Based upon the foregoing analysis and the authorities cited therein, it is hereby ORDERED and ADJUDGED as follows:

 
(1) The FDIC'S motion for summary judgment is hereby GRANTED.
 
(2) Counsel for FDIC shall submit a final judgment within five (5) days of the *512 date of this Order that is consistent with this Memorandum Opinion.

DONE and ORDERED.

NOTES

[1] These lease agreements were entered into by Executive Plaza, the lessor, and Bayshore Bank, the lessee. Both of these lease agreements included space located at the Bayshore Executive Plaza.

[2] Bayshore Executive Plaza is an office building located at 10800 Biscayne Boulevard, Miami, Florida. Bayshore Bank leased approximately 15,400 sq. ft. of office space and the drive-in facilities at this location.

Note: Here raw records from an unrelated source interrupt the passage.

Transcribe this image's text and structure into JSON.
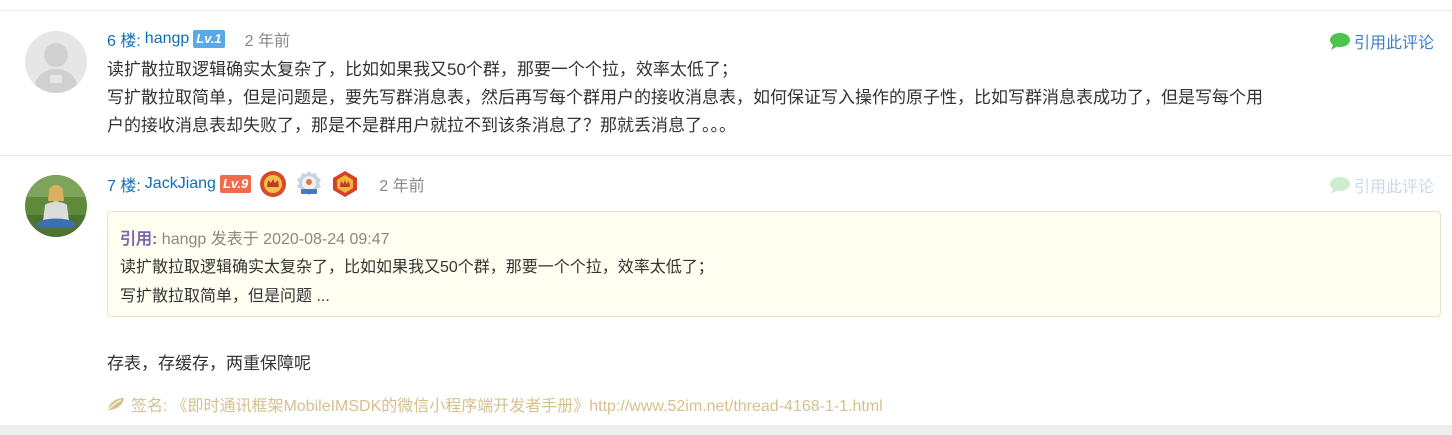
{
  "post6": {
    "floor": "6 楼:",
    "username": "hangp",
    "level": "Lv.1",
    "time": "2 年前",
    "quote_action": "引用此评论",
    "lines": [
      "读扩散拉取逻辑确实太复杂了，比如如果我又50个群，那要一个个拉，效率太低了；",
      "写扩散拉取简单，但是问题是，要先写群消息表，然后再写每个群用户的接收消息表，如何保证写入操作的原子性，比如写群消息表成功了，但是写每个用",
      "户的接收消息表却失败了，那是不是群用户就拉不到该条消息了？那就丢消息了。。。"
    ]
  },
  "post7": {
    "floor": "7 楼:",
    "username": "JackJiang",
    "level": "Lv.9",
    "medals": [
      "crown-medal-icon",
      "silver-medal-icon",
      "king-medal-icon"
    ],
    "time": "2 年前",
    "quote_action": "引用此评论",
    "quote": {
      "label": "引用:",
      "author_line": "hangp 发表于 2020-08-24 09:47",
      "line1": "读扩散拉取逻辑确实太复杂了，比如如果我又50个群，那要一个个拉，效率太低了；",
      "line2": "写扩散拉取简单，但是问题 ..."
    },
    "reply": "存表，存缓存，两重保障呢",
    "signature": {
      "label": "签名:",
      "text": "《即时通讯框架MobileIMSDK的微信小程序端开发者手册》http://www.52im.net/thread-4168-1-1.html"
    }
  },
  "colors": {
    "link_blue": "#0e6eb8",
    "lv1_badge": "#59a8e8",
    "lv9_badge": "#ef6b4a",
    "quote_bubble_green": "#4cc34a",
    "signature_tan": "#d6c08d"
  }
}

[3] The record indicates that the initial rent payment, on the first lease agreement, was made December 1, 1986 at the commencement of the lease term. Such payments continued for nine consecutive months. In addition, the record indicates that the initial rent payment, on the second lease agreement, was made May 1, 1987 at the commencement of the lease term. These payments continued for five consecutive months.

[4] Florida Statute section 658.79 states in pertinent part as follows:

(1) Whenever the department has reason to conclude, based upon the reports furnished to it by a state bank or trust company examiner or upon other satisfactory evidence, that any state bank or trust company:

(b) Is transacting its business in an unsound, unsafe, or unauthorized manner such that it is threatened with imminent insolvency,

the department [Department of Banking and Finance of Florida] may, in its discretion, forthwith designate and appoint a liquidator or receiver to take charge of the assets and affairs....

[5] The newly amended version of 12 U.S.C. § 1821(e) is a codification of both federal and state common law.

[6] A recent case, FDIC v. Dalba, No. 89-C-712-S, 1990 WL 43750 (W.D.Wis. filed Feb. 27, 1990), involved the application of 12 U.S.C. § 1823(e) as amended in August 1989. In Dalba, the Court was posed with the problem of applying 12 U.S.C. § 1823(e) to an action instituted prior to the effective date of the newly amended statute. The Court concluded that retroactive application of the newly amended law would not result in manifest injustice because there was almost no legitimate private expectation outweighing the public interest in enforcing a new rule. FDIC v. Dalba, quoting, Allied Corp. v. Acme Solvents Reclaiming, Inc., 691 F. Supp. 1100, 1112 (N.D.Ill.1988).